Brandstätter was eager to join new markets so he decided to use plastic as the company’s primary material, changing the production facilities and ultimately the company’s products. In 1958, Brandstätter introduced the hula hoop to Europe.

In the early 1970s, the oil crisis and the increasing cost of plastic forced Brandstätter and his company to develop a new toy that would use less plastic. Hans Beck, a company’s designer, presented the 7.5-centimeter (just under 3-inch) figurines. They would become known as the Playmobil figures as of 1974.

The Playmobil brand is popular all over the world. The toymaker also has theme parks in Europe and the US and has had licensing deals with companies such as BMW and Porsche.

Education as a game

Fischertechnik is another German brand with a strong presence in the toy market. The company’s toys are used in education to teach about simple machines, as well as motorization and mechanisms. The company also offers computer interface technology, which can be used to learn the theory of automation and robotics.

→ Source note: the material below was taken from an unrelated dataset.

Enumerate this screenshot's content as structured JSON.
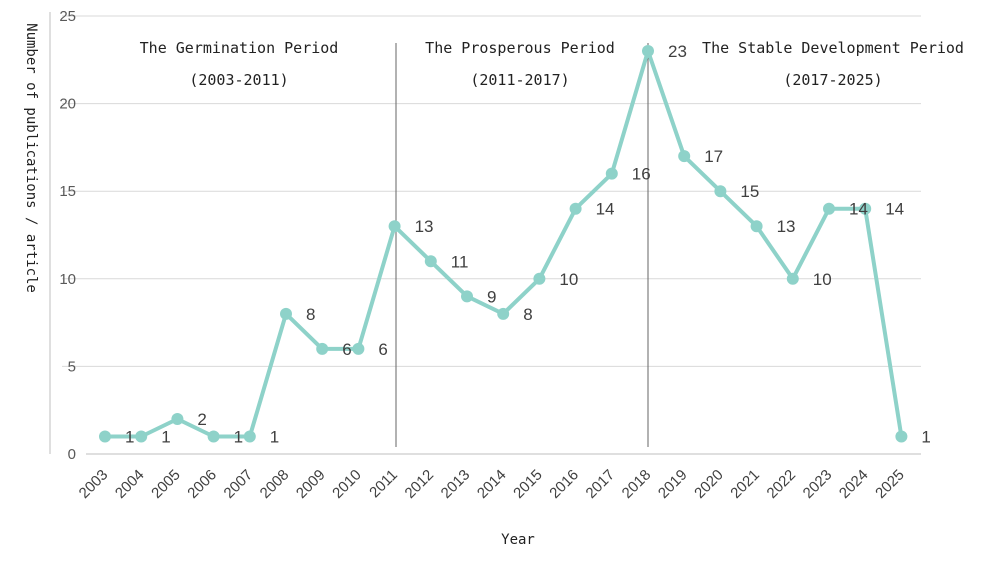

The company first began as a fastener manufacturer, but in 1965, Artur Fischer invented a building block system for a toy set initially intended as a Christmas novelty gift for engineers. The construction toy’s popularity took off and soon hit the shelves in toy stores across Germany and later the world. By about 1970, the construction sets were being sold in the United States at upscale toy retailers such as FAO Schwarz.

Fischertechnik’s success even pushed Lego to introduce its own line of educational toys at the end of the 1970s. The new division “Lego Technic” included gears, axles, pins, and beams in addition to the simpler brick-building properties of traditional Lego sets.

The toy company from the Black forest celebrates its 50th anniversary this Christmas.